Sen hiç gözlerini saatlerce bir noktaya kilitleyip baktın mı? görmemek için bir başka yüzü/teni/çehreyi..ya sen..bedenini hiç tükettin mi? gözlerinden kan damlarken yatağının kenarına oturup ve izledin mi uykusuz aptal ıslatan bir yağmurla kanlarının yayılmasını? İzledin mi yaralı bir hayvanın acizliğini..kare kare değil ama sonuna kadar..yarısında bile çıkmadan sinemandan..tek kişilik bir kahroluşla sona eriyor batımı/günün..en çorak/kurak topraklarımda papatya besliyorum şimdi..çünkü yüreğimin sol yanına değdi içimdeki kanayan kelimelerin dikeni..belki sendedir unuttuğum yüzüm ki unutulmuş şimdi yalan bir aşkın yüreğinde..hiç uyumadığım bu sabah.. keskin bir rüyanın izlerinde görmüştüm yazdıklarımı ve peşinden gittim anlamsızca..hiç tahmin etmediğim bir anda aniden karşılaşmıştım..hep si bu..bu kadardı..bu kadardınki kim bilir belki de..işte o yüzden gitmiyorum bu şehirden..
ve dedi:
sonbaharda dalından kopup ölen/cansız bir yaprağın trotuarla sevişmesi gibi yaşamayan bedenlerde bulmaya çalışıyorsun sonsuzluğu..oysa gamzelerinde gizliydi/eteğine döktüğü tuzda/yemininde/sözünde/özünde/gözünde/yüzünde..ak kanatlarında..ak tüllere sarılmış bir aşkın varlığı ki herkes kendi yalanına aşık oluyor yaşamsallığında..her şeye sahip olma dürtüsü..kuşlarının dilinden de anlaya bilirsin sen/yetmedi ormanların..kendi gölgeni bile alt edebilirsin aferin sana..bu/nu nerden bile bilir sin peki..(ne/yi deme sakın..sadece bu işte)
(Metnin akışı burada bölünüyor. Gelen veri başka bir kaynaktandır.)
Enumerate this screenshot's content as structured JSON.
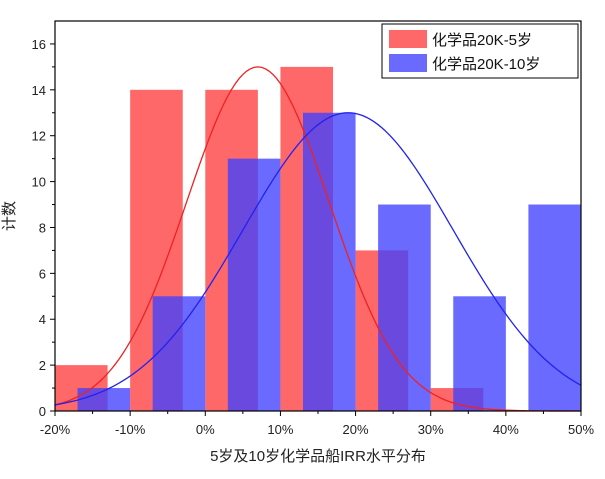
{
  "chart_data": {
    "type": "bar",
    "xlabel": "5岁及10岁化学品船IRR水平分布",
    "ylabel": "计数",
    "xlim": [
      -20,
      50
    ],
    "ylim": [
      0,
      17
    ],
    "xticks": [
      "-20%",
      "-10%",
      "0%",
      "10%",
      "20%",
      "30%",
      "40%",
      "50%"
    ],
    "xtick_values": [
      -20,
      -10,
      0,
      10,
      20,
      30,
      40,
      50
    ],
    "yticks": [
      "0",
      "2",
      "4",
      "6",
      "8",
      "10",
      "12",
      "14",
      "16"
    ],
    "ytick_values": [
      0,
      2,
      4,
      6,
      8,
      10,
      12,
      14,
      16
    ],
    "legend_position": "top-right",
    "grid": false,
    "series": [
      {
        "name": "化学品20K-5岁",
        "color": "#ff4d4d",
        "bins": [
          {
            "x0": -20,
            "x1": -13,
            "value": 2
          },
          {
            "x0": -10,
            "x1": -3,
            "value": 14
          },
          {
            "x0": 0,
            "x1": 7,
            "value": 14
          },
          {
            "x0": 10,
            "x1": 17,
            "value": 15
          },
          {
            "x0": 20,
            "x1": 27,
            "value": 7
          },
          {
            "x0": 30,
            "x1": 37,
            "value": 1
          }
        ],
        "fit_curve": {
          "mean": 7,
          "sd": 9.5,
          "peak": 15
        }
      },
      {
        "name": "化学品20K-10岁",
        "color": "#4040ff",
        "bins": [
          {
            "x0": -17,
            "x1": -10,
            "value": 1
          },
          {
            "x0": -7,
            "x1": 0,
            "value": 5
          },
          {
            "x0": 3,
            "x1": 10,
            "value": 11
          },
          {
            "x0": 13,
            "x1": 20,
            "value": 13
          },
          {
            "x0": 23,
            "x1": 30,
            "value": 9
          },
          {
            "x0": 33,
            "x1": 40,
            "value": 5
          },
          {
            "x0": 43,
            "x1": 50,
            "value": 9
          }
        ],
        "fit_curve": {
          "mean": 19,
          "sd": 14,
          "peak": 13
        }
      }
    ]
  }
}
biliyorum..tanığım oldu keskin susuşlar..susamışlığıma..sus/malıyım o zaman..şimdi sözcüklerim seni akıyor nehirlerinden siyah bir denize ki bir odan vardı/bir aynan..bir sen var mıydın peki..sen var mıydın..peki/siz..ben gitmeliyim..şimdi düşünme..daha sonra anlayacaksın..gitmeliyim..sen gitmelisin..dilek ağacına asıp beni bir parça bez niyetine ki bakışlarına karanlığın gölgeleri bulaşıyor..sen gitmelisin..yüreğimin sözleri bitti..
soru mu..çok geç..hiçbir soru cevaplandırılmak için sorulmaz demiştim sana ki her susuşta binlerce cevap olarak doğuyordun yüreğimde..firavundan önceydi bu anlattığım ve Musa asasını almamıştı eline..Nil gibi açıldı yüreğim..geç kapanmayacağım..demeyi çok isterdim (güldüm..sana değil..kimseye değil..rüzgar çarptı yüzüme..güldüm) yürüyorum.. tabansız.. yalınayak..yürüdükçe ceplerimden düşüyor beni astığın yapraklar/asma yaprakları..dilimin üstü buğu tutmuş..ters soru işretini yapabilir misin klavyenle rakam yazmadan ki baktığında gördüğün sadece kendin olacak artık !! tamam bu aş bitti..taştan çıkaracağım ve baştan her lokmamı ve ben kanımı içip kendimden geçeceğim..Yol uzun/yollar ırak.. kurak bir sessizlik hakim tabiata..Nereye gitmeli? Bir şeyler hala var aynaların kırık izlerinde.. ne yerim/nede yönüm var..pusulasını kaybetmiş kartondan gemilerim ki nerede olursam orda/nerede olursan orada..o arada..madem ölmeliyiz..bana ruhunu verdiğin o gecenin karanlığında yapmalıyız tanığı “biz”..
peki ya çığlığımızı kim duyacak?
hadi atla!!
sadece
öleceğiz..
(...)
YORUMLAR
Henüz yorum yapılmamış.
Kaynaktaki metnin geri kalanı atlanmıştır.